Per chi ha un po’ di dimestichezza con i social appare ormai evidente che di Expo si è parlato anche troppo. La cognizione di causa si è persa già da un pezzo e l’unica cosa rimasta sembra sia aspettare la sua inaugurazione. Del resto funziona così: a meno che non si parli della finale di Champions l’entusiasmo per una grande manifestazione svanisce nel giro di poche settimane, per lasciare immediatamente posto all’indignazione.

Eppure bisogna ammetterlo, qualche critica in questo caso è più che legittima.

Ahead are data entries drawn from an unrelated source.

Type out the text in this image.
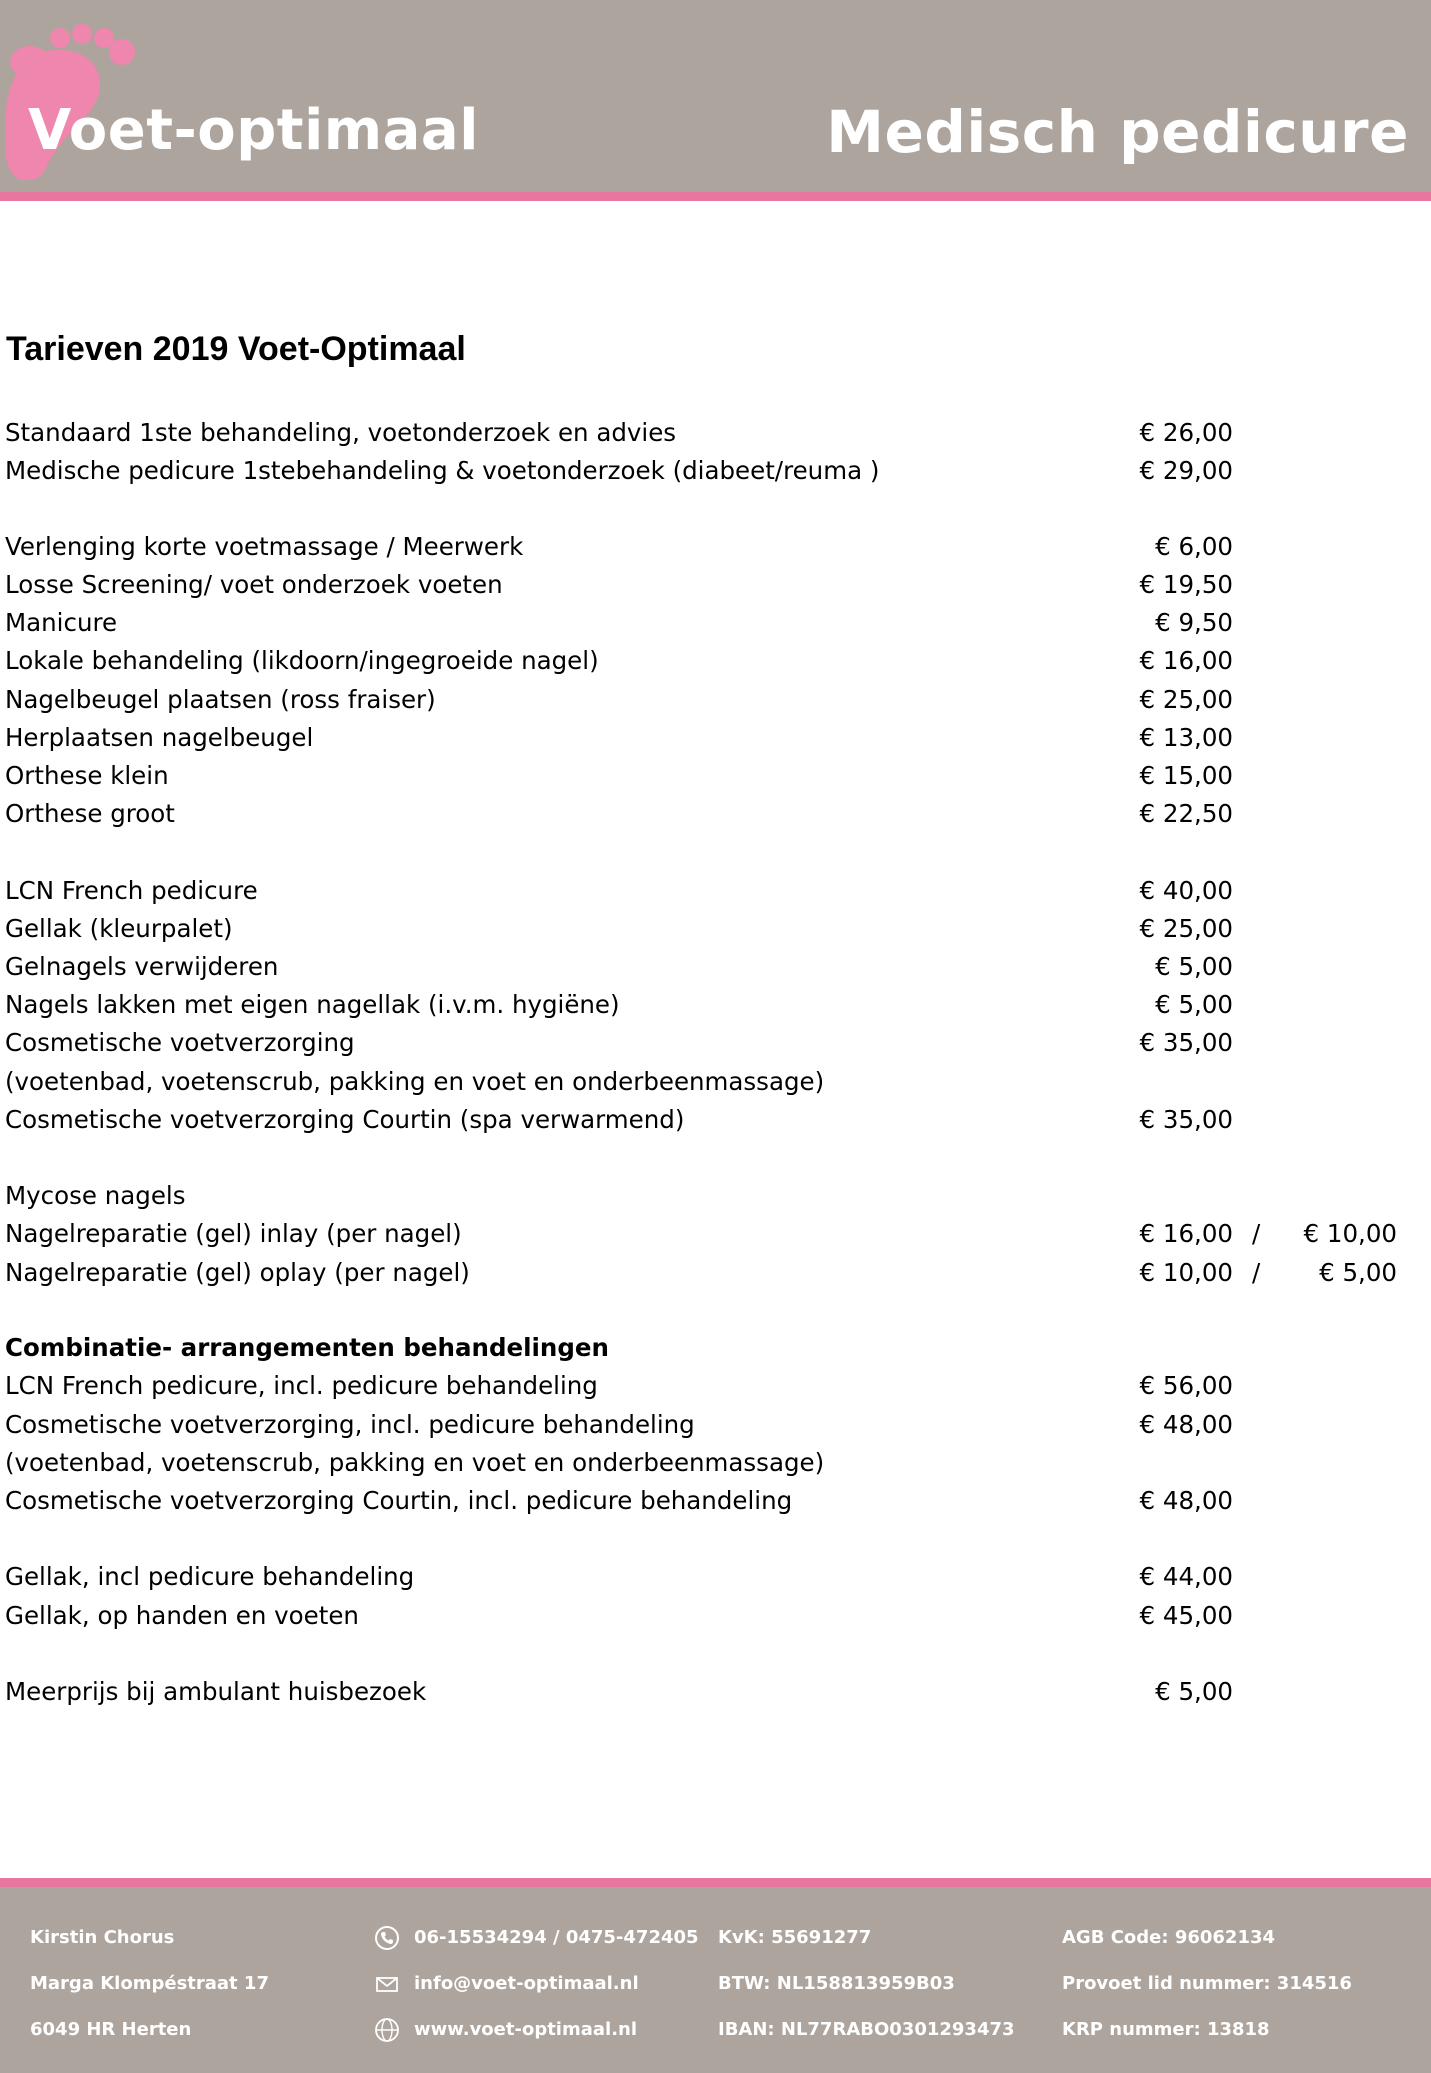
Voet-optimaal	Medisch pedicure
Tarieven 2019 Voet-Optimaal
Standaard 1ste behandeling, voetonderzoek en advies	€ 26,00
Medische pedicure 1stebehandeling & voetonderzoek (diabeet/reuma )	€ 29,00
Verlenging korte voetmassage / Meerwerk	€ 6,00
Losse Screening/ voet onderzoek voeten	€ 19,50
Manicure	€ 9,50
Lokale behandeling (likdoorn/ingegroeide nagel)	€ 16,00
Nagelbeugel plaatsen (ross fraiser)	€ 25,00
Herplaatsen nagelbeugel	€ 13,00
Orthese klein	€ 15,00
Orthese groot	€ 22,50
LCN French pedicure	€ 40,00
Gellak (kleurpalet)	€ 25,00
Gelnagels verwijderen	€ 5,00
Nagels lakken met eigen nagellak (i.v.m. hygiëne)	€ 5,00
Cosmetische voetverzorging	€ 35,00
(voetenbad, voetenscrub, pakking en voet en onderbeenmassage)
Cosmetische voetverzorging Courtin (spa verwarmend)	€ 35,00
Mycose nagels
Nagelreparatie (gel) inlay (per nagel)	€ 16,00 / € 10,00
Nagelreparatie (gel) oplay (per nagel)	€ 10,00 / € 5,00
Combinatie- arrangementen behandelingen
LCN French pedicure, incl. pedicure behandeling	€ 56,00
Cosmetische voetverzorging, incl. pedicure behandeling	€ 48,00
(voetenbad, voetenscrub, pakking en voet en onderbeenmassage)
Cosmetische voetverzorging Courtin, incl. pedicure behandeling	€ 48,00
Gellak, incl pedicure behandeling	€ 44,00
Gellak, op handen en voeten	€ 45,00
Meerprijs bij ambulant huisbezoek	€ 5,00
Kirstin Chorus
Marga Klompéstraat 17
6049 HR Herten
06-15534294 / 0475-472405
info@voet-optimaal.nl
www.voet-optimaal.nl
KvK: 55691277
BTW: NL158813959B03
IBAN: NL77RABO0301293473
AGB Code: 96062134
Provoet lid nummer: 314516
KRP nummer: 13818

I ritardi nel completamento dei lavori sono difficili da mandare giù, figuriamoci per i visitatori che nei primi tre mesi dell’esposizione non potranno ancora visitare tutte le aree per cui hanno pagato il biglietto. Il completamento di alcuni siti come la Via d’Acqua e l’Anello Verde Azzurro è infatti previsto per agosto 2015, ma a destare maggiore preoccupazione sono il Padiglione Italia e Palazzo Italia, edificio che rappresenterà lo Stato e il Governo Italiano.  Nessuno dei due sarà pronto per l’inaugurazione del primo maggio.  C’è poi la questione portafoglio. Già di per sé Milano non è la città più economica d’Italia, se a questo fattore si aggiungono i 69 euro da pagare per l’ingresso di due adulti e un bambino, l’equazione darà come risultato ben poche famiglie ad Expo 2015.

Queste sono solo alcune delle ragioni che hanno portato molte persone a dire no all’Expo, ma sono forse le più comprensibili.  La più interessante è stata invece la querelle che ha visto come protagonisti McDonald’s e Coca-Cola.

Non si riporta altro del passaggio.